City grant report highlights need for arm's length arts council

Vancouver council will vote tomorrow on a report that recommends a grant of $60,200 to the Centre for Sustainability to continue to deliver the ArtsPOD (Arts Partners in Organizational Development) program and deliver a pilot program called NEXT Generation Arts Leadership.

The ArtsPOD program, which has been running since 1989, gives grants to non-profit arts and heritage groups for organizational development.

The new NEXT Generation Arts Leadership will help small and medium-sized arts groups ready to create long-term strategies for growth. This program will provide participants with up to $20,000 to invest in their operational structure while they take part in a facilitated development process.

The inaugural cohort for this program has already been selected: the Electric Company, Neworld Theatre, Out on Screen, Gallery Gachet, musica intima, and the Turning Point Ensemble.

The staff report recommending the $60,200 grant notes that the Centre for Sustainability will “consult with staff from the City of Vancouver/Cultural Services for input into the selection of candidates and recipients for the programs and into program development and evaluation.”

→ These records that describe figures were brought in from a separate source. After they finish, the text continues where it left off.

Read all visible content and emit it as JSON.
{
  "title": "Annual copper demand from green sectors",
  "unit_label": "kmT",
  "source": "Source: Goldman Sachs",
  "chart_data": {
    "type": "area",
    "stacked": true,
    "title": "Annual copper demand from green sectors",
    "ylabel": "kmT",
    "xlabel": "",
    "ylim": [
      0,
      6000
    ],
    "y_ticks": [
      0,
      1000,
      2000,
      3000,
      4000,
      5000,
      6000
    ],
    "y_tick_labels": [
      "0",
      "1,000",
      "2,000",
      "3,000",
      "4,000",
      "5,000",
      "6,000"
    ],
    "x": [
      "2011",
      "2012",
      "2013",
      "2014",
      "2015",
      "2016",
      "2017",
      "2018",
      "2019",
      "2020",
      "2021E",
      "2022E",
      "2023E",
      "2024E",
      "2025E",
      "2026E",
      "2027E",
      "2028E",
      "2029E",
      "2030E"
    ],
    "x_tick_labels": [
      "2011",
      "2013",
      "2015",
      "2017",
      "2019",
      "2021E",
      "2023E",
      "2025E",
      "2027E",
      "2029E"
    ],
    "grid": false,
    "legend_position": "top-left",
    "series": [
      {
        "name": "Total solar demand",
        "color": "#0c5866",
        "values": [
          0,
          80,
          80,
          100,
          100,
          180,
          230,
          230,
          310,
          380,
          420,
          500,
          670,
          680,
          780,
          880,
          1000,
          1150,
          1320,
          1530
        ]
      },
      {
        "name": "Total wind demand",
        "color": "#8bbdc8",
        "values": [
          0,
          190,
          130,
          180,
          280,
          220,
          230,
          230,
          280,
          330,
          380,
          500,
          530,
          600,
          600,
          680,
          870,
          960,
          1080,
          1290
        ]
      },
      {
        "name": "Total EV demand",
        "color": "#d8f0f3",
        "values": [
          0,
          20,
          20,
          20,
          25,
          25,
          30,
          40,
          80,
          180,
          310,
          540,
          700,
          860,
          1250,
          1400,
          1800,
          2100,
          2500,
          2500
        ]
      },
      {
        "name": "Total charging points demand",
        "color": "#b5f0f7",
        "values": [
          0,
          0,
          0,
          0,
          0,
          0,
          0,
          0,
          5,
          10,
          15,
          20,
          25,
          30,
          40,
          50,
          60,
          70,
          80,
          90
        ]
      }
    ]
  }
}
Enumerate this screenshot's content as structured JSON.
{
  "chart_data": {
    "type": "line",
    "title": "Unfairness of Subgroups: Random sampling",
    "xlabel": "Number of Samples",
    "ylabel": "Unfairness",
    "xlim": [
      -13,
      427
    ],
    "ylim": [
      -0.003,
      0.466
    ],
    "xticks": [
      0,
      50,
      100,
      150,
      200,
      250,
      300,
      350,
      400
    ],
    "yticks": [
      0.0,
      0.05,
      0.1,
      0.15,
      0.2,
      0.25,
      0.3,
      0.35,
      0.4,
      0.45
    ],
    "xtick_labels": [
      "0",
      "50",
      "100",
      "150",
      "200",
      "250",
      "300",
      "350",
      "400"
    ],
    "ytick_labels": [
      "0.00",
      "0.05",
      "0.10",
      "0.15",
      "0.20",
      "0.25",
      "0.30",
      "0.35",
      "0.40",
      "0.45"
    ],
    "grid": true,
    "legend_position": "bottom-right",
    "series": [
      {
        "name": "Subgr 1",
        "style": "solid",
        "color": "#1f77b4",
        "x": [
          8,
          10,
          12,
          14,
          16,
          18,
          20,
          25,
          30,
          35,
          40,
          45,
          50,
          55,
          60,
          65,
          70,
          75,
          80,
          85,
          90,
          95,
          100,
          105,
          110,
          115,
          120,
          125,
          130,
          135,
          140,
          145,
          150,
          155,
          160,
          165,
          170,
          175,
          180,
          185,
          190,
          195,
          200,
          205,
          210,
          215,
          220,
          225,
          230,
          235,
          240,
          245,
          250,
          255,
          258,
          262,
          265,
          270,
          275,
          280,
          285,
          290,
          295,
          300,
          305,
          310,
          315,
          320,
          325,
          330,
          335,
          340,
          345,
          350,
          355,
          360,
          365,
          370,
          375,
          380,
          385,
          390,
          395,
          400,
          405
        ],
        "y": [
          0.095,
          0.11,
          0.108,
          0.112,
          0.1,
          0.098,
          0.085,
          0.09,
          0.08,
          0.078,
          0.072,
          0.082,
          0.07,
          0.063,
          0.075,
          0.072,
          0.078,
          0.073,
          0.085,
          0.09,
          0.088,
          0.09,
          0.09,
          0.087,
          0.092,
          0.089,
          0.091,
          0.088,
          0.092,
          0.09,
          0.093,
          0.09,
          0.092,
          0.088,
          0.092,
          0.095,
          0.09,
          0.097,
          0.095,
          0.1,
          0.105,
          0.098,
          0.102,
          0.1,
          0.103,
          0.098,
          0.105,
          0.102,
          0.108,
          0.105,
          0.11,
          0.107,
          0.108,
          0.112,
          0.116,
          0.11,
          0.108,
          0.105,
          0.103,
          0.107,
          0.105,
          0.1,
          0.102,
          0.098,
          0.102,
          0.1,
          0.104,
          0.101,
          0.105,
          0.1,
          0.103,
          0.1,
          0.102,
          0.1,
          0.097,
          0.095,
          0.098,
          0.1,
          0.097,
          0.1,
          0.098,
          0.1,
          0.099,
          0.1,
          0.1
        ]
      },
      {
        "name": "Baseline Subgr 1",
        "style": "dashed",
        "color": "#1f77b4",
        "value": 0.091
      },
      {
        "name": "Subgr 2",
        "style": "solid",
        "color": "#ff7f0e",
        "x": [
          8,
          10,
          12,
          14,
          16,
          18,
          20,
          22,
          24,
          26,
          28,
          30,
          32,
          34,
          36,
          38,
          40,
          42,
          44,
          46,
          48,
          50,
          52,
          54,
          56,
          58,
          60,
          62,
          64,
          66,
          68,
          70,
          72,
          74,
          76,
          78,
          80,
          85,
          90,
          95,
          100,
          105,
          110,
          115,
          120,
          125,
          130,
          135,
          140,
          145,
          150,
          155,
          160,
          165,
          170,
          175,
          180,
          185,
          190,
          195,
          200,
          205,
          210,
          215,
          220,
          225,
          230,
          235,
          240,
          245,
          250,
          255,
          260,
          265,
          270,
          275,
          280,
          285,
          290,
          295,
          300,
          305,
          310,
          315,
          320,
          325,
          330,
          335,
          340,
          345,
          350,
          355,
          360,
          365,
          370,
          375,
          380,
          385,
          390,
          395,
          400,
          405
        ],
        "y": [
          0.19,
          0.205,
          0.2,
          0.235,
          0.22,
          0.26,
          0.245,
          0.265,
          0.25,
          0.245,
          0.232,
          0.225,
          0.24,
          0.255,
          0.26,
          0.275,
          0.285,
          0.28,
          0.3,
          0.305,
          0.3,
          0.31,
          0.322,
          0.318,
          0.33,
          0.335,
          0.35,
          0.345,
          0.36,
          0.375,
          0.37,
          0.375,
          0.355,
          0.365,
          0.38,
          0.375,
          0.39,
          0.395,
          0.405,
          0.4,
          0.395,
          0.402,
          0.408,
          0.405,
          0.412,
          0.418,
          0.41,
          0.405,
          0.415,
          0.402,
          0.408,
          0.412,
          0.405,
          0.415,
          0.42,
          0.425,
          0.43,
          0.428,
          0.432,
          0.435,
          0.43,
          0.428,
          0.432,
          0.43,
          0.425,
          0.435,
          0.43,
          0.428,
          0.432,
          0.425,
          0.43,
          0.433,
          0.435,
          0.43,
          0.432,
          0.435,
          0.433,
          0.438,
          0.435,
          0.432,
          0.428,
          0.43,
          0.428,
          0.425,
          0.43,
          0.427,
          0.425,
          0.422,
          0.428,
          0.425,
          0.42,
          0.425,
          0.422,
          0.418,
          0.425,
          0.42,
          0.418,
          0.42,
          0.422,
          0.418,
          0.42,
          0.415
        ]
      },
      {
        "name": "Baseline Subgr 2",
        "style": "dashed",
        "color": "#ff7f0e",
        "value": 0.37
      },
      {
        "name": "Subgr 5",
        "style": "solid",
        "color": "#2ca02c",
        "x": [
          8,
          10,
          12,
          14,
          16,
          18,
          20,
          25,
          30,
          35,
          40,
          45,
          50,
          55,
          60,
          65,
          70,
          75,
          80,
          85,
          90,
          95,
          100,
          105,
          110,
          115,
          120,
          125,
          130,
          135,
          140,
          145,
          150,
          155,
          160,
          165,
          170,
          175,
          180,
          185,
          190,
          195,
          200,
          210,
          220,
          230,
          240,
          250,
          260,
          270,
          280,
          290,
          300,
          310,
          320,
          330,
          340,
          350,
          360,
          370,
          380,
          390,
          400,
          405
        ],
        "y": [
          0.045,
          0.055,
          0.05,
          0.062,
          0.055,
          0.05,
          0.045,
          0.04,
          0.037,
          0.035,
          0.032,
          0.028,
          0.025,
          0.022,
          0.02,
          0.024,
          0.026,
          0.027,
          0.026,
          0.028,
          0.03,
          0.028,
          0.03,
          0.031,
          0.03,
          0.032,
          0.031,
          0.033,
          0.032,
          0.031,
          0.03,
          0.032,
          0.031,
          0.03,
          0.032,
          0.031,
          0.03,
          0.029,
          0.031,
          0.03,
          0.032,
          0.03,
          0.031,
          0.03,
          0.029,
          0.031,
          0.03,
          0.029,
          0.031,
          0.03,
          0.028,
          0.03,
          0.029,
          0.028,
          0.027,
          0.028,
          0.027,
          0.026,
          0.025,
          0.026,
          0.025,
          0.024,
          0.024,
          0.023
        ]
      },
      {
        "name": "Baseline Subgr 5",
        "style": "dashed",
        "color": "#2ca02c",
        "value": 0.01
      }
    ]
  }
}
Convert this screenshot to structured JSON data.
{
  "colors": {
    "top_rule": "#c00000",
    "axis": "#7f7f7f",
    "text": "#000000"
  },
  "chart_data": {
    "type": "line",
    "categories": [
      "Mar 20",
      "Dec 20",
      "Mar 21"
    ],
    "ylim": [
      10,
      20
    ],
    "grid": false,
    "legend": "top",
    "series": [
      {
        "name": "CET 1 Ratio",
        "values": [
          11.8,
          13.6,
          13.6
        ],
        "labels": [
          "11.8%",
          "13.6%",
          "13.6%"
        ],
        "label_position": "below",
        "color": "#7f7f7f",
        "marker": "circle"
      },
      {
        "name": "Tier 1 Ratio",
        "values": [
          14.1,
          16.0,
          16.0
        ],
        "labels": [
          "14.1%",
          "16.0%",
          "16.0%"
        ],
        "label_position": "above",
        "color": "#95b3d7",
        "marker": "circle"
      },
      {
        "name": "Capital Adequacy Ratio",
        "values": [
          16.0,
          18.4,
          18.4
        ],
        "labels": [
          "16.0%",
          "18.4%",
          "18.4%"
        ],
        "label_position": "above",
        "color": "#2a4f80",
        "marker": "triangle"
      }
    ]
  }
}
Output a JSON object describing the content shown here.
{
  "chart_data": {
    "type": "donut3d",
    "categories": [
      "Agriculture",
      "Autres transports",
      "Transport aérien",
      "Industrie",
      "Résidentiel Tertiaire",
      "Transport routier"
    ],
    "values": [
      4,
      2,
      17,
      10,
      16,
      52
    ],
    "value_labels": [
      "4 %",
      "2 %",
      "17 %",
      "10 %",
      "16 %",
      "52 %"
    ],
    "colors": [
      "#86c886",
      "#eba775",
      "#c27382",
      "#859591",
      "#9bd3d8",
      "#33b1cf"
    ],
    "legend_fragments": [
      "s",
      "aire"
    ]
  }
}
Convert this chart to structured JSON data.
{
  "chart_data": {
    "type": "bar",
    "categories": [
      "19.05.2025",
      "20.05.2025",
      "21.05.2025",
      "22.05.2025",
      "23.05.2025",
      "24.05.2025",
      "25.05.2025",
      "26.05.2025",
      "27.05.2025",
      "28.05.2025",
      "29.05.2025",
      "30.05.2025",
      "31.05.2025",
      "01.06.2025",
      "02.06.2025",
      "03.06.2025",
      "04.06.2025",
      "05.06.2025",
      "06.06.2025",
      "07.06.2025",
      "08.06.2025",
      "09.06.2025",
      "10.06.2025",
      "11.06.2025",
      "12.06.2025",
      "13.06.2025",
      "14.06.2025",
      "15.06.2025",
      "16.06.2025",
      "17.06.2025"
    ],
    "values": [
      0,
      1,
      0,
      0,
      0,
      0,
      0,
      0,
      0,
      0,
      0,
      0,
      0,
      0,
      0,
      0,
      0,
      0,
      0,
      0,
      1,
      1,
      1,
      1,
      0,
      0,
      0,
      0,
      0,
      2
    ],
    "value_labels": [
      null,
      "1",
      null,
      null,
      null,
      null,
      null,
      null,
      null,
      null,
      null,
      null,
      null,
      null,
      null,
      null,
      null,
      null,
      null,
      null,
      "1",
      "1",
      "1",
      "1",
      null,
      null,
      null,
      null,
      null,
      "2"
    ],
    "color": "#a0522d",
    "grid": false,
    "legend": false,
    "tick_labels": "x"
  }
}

The report makes no mention of a jury of peers to decide on grant recipients. One of the reasons why many in the local arts and culture community favour an arm’s-length arts council model for the city is to create  a boundary  between city staff and grants.

As the Cultch’s Heather Redfern noted in an October 9, 2008 article, "I think if you talked to some artists, they might fear for their grants if they were to perhaps stand up to somebody that somehow might influence their grants."

In the same article, then NPA councillor Elizabeth Ball said, “I think we have the best of both worlds, where we actually hire and pay artists to jury the awards, so we don't have our bureaucrats deciding awards.”

On December 10, council passed a motion by councillor Heather Deal  requesting city staff to research different arts council models. Their report is expected in late February.

Comments

1 Comments

kspeakman

Jan 22, 2009 at 3:20pm

RE: Arts Notes January 19.09 - City grant report highlights need for arm's length arts council

For the record:

The Centre for Sustainability is an independent grant-maker engaged in strengthening BC’s not-for-profit organizations at their operating core.

Since 2003, we have delivered capacity building grants to over 550 Aboriginal, health and social service, arts and environmental not-for-profit organizations in British Columbia.

To create our grant programs, we draw on pooled funds provided by over a dozen government and institutional funders; these funders recognize that by combining the relatively modest amounts each one has available for capacity building, they can have a deeper impact.

As an independent charitable foundation, we are able to offer our funders a formal arms’ length relationship with an experienced capacity builder and grant maker; this means that our board, staff and advisors are 100 % accountable for all grant and program decisions. We fully embrace this responsibility, applying our organizational development expertise and our experience in and knowledge of what constitutes responsible grant decision-making.

We are especially proud of our pilot program, the Next Generation Arts Leadership, not only for what it offers an under-resourced segment of the professional arts community, but also because our colleagues at the City of Vancouver, Vancouver Foundation and the BC Arts Council recognized the value of establishing a clear boundary between their funding and our grant decision-making.